Separate to the exclusive license and collaboration transaction, Johnson & Johnson Innovation made an equity investment in Tesaro.

PARP proteins have a key survival role in the repair of DNA in cancer cells. By inhibiting PARP, certain defective cancer cells are unable to repair themselves, resulting in cell death. Some men with prostate cancer have these defective cancer cells and may benefit from use of a PARP inhibitor, either alone, or in combination with other medicines.

Janssen Research & Development in March came to terms on a clinical trial collaboration with Roche Group member Genentech. The companies are initiating two studies to determine the safety and tolerability of daratumumab in combination with atezolizumab, an investigational mAb designed to bind with a protein called programmed cell death-ligand 1 (PD-L1). These studies are evaluating the potential of the combination therapy in multiple myeloma and in solid tumor. Atezolizumab has been undergoing development by Roche. Janssen licensed daratumumab from Genmab and is in charge of the drug’s development and marketing.

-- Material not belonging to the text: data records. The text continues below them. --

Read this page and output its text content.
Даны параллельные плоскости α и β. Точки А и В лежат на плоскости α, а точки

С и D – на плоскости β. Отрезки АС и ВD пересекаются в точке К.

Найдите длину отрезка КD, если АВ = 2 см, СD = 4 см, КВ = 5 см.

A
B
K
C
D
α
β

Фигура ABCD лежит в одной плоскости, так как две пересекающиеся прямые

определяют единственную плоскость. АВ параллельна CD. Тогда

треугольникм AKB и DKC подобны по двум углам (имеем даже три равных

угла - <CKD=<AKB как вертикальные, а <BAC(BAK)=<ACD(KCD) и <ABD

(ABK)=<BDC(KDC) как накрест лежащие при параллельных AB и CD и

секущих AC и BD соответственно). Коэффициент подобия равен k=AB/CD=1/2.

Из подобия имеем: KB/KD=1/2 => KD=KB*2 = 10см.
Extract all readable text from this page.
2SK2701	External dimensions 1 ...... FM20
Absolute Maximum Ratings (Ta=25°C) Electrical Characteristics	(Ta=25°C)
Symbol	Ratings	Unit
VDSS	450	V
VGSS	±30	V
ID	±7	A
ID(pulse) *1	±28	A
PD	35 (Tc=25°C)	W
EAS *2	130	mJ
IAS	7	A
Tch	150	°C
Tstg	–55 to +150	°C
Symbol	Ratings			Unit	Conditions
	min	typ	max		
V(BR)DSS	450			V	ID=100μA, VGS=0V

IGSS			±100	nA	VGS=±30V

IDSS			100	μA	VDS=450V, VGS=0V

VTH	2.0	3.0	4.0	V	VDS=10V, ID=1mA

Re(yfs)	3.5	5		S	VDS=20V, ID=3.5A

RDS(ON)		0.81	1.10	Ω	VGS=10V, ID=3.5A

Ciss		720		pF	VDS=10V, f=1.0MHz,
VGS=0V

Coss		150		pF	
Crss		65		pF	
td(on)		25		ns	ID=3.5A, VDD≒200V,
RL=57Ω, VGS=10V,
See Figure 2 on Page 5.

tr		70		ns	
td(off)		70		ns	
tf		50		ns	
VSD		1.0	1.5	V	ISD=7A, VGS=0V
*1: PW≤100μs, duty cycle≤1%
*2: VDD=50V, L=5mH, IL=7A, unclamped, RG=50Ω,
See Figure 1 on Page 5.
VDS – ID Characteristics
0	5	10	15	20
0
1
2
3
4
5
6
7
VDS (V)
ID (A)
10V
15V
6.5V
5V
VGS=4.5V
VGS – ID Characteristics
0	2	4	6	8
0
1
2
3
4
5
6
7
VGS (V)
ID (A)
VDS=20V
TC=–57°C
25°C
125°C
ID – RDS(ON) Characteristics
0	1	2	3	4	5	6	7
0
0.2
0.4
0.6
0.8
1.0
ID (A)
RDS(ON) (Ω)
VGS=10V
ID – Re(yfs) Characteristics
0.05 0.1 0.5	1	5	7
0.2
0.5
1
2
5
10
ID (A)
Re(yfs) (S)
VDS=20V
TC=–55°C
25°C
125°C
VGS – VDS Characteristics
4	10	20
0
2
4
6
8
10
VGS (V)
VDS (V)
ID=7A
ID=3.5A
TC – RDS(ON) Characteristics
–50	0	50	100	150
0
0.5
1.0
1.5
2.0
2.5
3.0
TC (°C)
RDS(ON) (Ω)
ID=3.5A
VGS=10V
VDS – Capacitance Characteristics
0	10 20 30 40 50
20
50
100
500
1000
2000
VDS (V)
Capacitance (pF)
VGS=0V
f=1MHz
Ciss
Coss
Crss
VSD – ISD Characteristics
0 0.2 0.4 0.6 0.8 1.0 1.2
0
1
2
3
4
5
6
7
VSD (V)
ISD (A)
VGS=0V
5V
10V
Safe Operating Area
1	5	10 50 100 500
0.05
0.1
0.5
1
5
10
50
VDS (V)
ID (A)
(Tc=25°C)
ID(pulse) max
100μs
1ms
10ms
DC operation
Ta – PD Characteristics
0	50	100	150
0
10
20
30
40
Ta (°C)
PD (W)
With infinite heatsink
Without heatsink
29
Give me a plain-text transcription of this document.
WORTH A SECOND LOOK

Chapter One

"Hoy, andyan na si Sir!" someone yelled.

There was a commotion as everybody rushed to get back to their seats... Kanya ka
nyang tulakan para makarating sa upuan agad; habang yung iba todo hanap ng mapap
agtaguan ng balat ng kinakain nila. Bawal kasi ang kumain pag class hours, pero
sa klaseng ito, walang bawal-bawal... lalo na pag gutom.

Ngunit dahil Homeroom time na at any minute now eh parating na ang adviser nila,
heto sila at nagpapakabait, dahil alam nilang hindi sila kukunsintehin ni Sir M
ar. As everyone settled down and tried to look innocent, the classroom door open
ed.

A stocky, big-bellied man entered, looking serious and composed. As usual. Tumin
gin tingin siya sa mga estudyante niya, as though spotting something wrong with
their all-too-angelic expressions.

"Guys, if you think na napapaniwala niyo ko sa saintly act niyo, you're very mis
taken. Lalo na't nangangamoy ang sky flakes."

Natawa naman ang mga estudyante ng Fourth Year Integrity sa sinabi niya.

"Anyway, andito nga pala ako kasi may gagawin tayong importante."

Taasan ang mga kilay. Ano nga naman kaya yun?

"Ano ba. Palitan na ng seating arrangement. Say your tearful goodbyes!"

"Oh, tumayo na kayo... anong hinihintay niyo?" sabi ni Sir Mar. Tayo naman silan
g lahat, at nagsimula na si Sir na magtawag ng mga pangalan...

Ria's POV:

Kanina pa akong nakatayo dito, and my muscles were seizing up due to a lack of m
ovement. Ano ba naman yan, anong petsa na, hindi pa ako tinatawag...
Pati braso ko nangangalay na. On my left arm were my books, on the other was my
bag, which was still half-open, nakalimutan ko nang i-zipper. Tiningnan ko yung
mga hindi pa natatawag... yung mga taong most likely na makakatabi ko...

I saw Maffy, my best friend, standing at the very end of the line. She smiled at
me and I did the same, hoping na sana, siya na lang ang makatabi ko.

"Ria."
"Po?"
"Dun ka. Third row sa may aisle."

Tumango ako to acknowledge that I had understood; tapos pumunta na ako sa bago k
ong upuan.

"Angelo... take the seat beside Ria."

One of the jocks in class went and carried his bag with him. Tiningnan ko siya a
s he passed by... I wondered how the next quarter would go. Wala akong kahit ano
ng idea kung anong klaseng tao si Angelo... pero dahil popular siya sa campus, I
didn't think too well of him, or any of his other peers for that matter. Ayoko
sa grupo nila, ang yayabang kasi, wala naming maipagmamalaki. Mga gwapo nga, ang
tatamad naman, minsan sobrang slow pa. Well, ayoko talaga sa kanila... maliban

J&J medical device company Ethicon announced in March a definitive deal to acquire NeuWave Medical. A privately held medical device company, NeuWave manufactures and markets minimally invasive soft tissue microwave ablation systems. NeuWave products have been used by physicians in more than half of the leading U.S. cancer centers. This transaction is consistent with the Johnson & Johnson Medical Devices’ strategy of advancing innovation and investing in fields of unmet medical needs, including surgical oncology.

At the beginning of 2016, Janssen Sciences Ireland formalized its collaboration with ViiV Healthcare. The companies agreed on phase III development and commercialization of a two-drug regimen of two long-acting, all-injectable formulations of Janssen’s non-nucleoside reverse transcriptase inhibitor rilpivirine and ViiV Healthcare’s cabotegravir. Janssen and ViiV have been working together on this regimen, via various clinical study deals, for several years. Under the new arrangement, the phase III development – to assess the efficacy, safety and tolerability of the regimen – is being led by ViiV with support from Janssen. Both companies are to manufacture and supply their individual drug formulations following successful phase III completion and regulatory outcomes.